Pedia-me freqüentemente informações sobre a Sra. de Guermantes e gostava que eu fosse buscar com a duquesa conselhos de toalete para ela própria. Sem dúvida eu poderia pedi-las à Sra. Swann e até lhe escrevi uma vez com essa finalidade. Mas a Sra. de Guermantes me parecia levar ainda mais longe a arte de se vestir. Se, descendo por um momento à casa dela, depois de me haver assegurado de que ela não saíra e tendo pedido que me avisassem logo que Albertine voltasse, eu encontrasse a duquesa envolvida na bruma de um vestido de crepe da China cinzento, aceitava esse aspecto que sentia dever-se à causas complexas e que não poderia ter mudado, deixava-me invadir pela atmosfera que dele se desprendia, como o fim de certas tardes envoltas num cinza-pérola por uma névoa vaporosa; se, pelo contrário, esse vestido caseiro era chinês, com flamas rubras e amarelas, eu a olhava como a um poente que se esbraseia; essas toaletes não eram um cenário qualquer, substituível à vontade, mas uma dada realidade poética, como o é a do tempo que faz, como o é a luz especial a uma determinada hora.
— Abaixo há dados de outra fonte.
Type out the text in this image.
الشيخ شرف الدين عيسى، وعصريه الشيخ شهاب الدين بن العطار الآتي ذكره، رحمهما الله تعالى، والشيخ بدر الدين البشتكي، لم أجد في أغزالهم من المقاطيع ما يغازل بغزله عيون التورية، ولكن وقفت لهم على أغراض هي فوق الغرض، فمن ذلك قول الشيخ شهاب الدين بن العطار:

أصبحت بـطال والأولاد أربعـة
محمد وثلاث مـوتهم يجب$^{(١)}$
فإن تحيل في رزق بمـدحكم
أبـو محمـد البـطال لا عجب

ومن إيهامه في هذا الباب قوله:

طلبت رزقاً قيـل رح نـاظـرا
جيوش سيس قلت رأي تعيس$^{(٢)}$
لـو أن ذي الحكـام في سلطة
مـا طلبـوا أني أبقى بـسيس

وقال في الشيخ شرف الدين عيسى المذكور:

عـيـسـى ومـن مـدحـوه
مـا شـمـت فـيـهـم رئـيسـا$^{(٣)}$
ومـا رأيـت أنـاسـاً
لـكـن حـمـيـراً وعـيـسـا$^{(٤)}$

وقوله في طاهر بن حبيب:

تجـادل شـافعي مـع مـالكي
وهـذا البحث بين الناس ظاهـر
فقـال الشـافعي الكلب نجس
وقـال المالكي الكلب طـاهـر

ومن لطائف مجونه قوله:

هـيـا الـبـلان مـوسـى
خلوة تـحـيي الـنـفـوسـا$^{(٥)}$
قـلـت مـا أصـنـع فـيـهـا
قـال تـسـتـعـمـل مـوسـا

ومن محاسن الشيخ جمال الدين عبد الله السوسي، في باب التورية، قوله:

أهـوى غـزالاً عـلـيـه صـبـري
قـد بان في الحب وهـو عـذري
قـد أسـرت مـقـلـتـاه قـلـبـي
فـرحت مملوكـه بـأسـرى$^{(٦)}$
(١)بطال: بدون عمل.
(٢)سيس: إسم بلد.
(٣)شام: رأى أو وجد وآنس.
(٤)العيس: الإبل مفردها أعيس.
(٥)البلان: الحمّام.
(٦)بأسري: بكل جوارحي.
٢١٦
De todos os vestidos ou chambres que a Sra. de Guermantes usava, aqueles que pareciam mais corresponder a uma determinada intenção, ser dotados de um sentido especial, eram os vestidos que Fortuny havia feito de acordo com desenhos antigos de Veneza. Será o seu caráter histórico, será antes o fato de cada um deles ser único o que lhes dá um caráter tão particular, que a pose da mulher que os veste enquanto nos espera, enquanto conversa conosco, adquire uma importância excepcional, como se essa roupa tivesse sido o fruto de uma longa deliberação, e como se essa conversa se desprendesse da vida cotidiana como uma cena de romance? 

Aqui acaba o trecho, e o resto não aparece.